Entscheidung für Straße des 17. Juni
WM-OK setzt sich im Streit um Berlins Feier-Meile durch

Die Straße des 17. Juni wird in Berlin zur Fußball-Weltmeisterschaft 2006 nun doch die offizielle Fanmeile sein. Nach Informationen der Nachrichtenagentur dpa ist im Senat eine Entscheidung gegen den Spreebogenpark im Regierungsviertel gefallen.

HB BERLIN. Der Vizechef des WM-Organisationskomitees, Wolfgang Niersbach, und Generalsekretär Urs Linsi vom Fußball-Weltverband Fifa machten am Mittwoch in einem Treffen mit dem Regierenden Bürgermeister Klaus Wowereit (SPD) noch einmal Druck. Niersbach sagte: "Wir wollen die Straße des 17. Juni."

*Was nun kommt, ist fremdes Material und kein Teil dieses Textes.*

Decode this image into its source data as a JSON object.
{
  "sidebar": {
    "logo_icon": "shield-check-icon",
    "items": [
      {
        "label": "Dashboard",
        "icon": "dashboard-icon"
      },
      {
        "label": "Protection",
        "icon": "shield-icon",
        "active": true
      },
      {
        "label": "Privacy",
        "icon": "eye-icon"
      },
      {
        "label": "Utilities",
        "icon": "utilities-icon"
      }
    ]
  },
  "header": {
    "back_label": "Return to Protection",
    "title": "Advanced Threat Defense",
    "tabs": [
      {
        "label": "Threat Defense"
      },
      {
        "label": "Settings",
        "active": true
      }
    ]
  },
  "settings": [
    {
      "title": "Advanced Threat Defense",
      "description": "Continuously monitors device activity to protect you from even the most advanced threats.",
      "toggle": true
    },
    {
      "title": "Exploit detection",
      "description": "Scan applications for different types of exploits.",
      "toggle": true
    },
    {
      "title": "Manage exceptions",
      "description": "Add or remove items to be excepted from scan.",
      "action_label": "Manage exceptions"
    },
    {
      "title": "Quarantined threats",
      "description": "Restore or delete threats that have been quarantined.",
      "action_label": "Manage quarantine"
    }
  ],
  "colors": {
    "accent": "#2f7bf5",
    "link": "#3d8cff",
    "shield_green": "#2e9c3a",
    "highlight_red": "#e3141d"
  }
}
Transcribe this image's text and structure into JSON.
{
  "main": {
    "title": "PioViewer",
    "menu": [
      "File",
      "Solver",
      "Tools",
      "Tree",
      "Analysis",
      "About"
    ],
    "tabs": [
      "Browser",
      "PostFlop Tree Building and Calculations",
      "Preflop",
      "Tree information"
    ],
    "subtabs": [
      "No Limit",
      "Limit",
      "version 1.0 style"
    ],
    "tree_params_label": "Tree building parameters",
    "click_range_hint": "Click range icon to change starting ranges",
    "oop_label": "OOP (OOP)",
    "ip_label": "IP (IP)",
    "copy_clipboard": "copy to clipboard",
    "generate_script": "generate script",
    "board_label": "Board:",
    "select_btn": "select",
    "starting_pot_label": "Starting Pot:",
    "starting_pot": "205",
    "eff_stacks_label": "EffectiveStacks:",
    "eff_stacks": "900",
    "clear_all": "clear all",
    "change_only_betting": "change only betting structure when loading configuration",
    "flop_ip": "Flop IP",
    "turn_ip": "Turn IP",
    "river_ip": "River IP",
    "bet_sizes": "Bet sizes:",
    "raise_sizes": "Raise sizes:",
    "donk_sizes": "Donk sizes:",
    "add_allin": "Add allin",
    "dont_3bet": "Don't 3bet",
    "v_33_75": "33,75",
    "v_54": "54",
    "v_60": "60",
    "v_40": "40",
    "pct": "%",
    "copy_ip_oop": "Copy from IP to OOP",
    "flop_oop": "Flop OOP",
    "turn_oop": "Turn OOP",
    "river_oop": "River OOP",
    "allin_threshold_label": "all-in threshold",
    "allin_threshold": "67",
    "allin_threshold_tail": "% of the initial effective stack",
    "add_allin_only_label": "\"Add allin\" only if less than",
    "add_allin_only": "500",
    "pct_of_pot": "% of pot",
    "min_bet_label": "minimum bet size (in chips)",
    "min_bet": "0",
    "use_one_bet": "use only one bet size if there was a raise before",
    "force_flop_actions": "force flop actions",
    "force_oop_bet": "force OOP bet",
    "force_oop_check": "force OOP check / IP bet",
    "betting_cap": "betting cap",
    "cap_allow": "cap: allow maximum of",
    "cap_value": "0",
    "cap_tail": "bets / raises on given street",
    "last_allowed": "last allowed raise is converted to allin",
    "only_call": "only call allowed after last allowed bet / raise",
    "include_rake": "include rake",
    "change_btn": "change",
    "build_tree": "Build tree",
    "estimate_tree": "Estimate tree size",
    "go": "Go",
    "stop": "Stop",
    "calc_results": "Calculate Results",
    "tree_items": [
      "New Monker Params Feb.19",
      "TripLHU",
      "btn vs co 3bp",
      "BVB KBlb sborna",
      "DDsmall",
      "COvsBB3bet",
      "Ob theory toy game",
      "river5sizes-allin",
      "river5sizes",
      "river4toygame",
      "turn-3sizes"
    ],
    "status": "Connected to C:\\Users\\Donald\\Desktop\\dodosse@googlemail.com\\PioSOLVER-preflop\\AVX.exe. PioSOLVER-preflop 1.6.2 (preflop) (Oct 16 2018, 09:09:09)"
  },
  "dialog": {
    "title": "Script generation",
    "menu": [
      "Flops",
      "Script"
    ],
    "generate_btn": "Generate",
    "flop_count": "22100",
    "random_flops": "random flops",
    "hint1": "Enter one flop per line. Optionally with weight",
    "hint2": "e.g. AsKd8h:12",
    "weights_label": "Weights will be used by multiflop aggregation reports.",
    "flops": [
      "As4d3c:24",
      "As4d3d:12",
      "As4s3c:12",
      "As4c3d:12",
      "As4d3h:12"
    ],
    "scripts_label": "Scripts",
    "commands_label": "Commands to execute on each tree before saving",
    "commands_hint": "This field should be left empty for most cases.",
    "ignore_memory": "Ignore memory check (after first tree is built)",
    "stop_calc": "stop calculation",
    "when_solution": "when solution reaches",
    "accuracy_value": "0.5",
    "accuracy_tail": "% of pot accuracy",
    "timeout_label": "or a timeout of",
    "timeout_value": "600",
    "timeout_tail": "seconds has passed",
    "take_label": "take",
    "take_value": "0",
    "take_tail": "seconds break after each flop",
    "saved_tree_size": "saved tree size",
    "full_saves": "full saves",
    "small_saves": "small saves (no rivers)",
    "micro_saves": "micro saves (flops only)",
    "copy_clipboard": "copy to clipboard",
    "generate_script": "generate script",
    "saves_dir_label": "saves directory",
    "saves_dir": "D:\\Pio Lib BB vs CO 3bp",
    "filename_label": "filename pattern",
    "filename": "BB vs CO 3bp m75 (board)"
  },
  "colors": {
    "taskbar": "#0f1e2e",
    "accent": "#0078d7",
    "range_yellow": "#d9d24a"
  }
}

Sicherem Vernehmen nach ging es in dem Spitzengespräch unmittelbar nach einer Pressekonferenz zur WM-Eröffnungsgala hinter den Kulissen zur Sache. Wie es aus Senatskreisen hieß, haben sich die Kritiker des von Wowereit favorisierten Spreebogenparks letztlich vor allem wegen der starken Sicherheitsbedenken durchgesetzt. Der Leiter des Berliner WM-Organisationsbüros, Bernd Schiphorst, sagte zu der aktuellen Entwicklung: "Ich würde den Standort 17. Juni begrüßen. Es ist eine eingeübte Location." Schiphorst bezog sich unter anderem auf die seit vielen Jahren über die Straße des 17. Juni ziehende Love Parade mit bis zu einer Million Menschen.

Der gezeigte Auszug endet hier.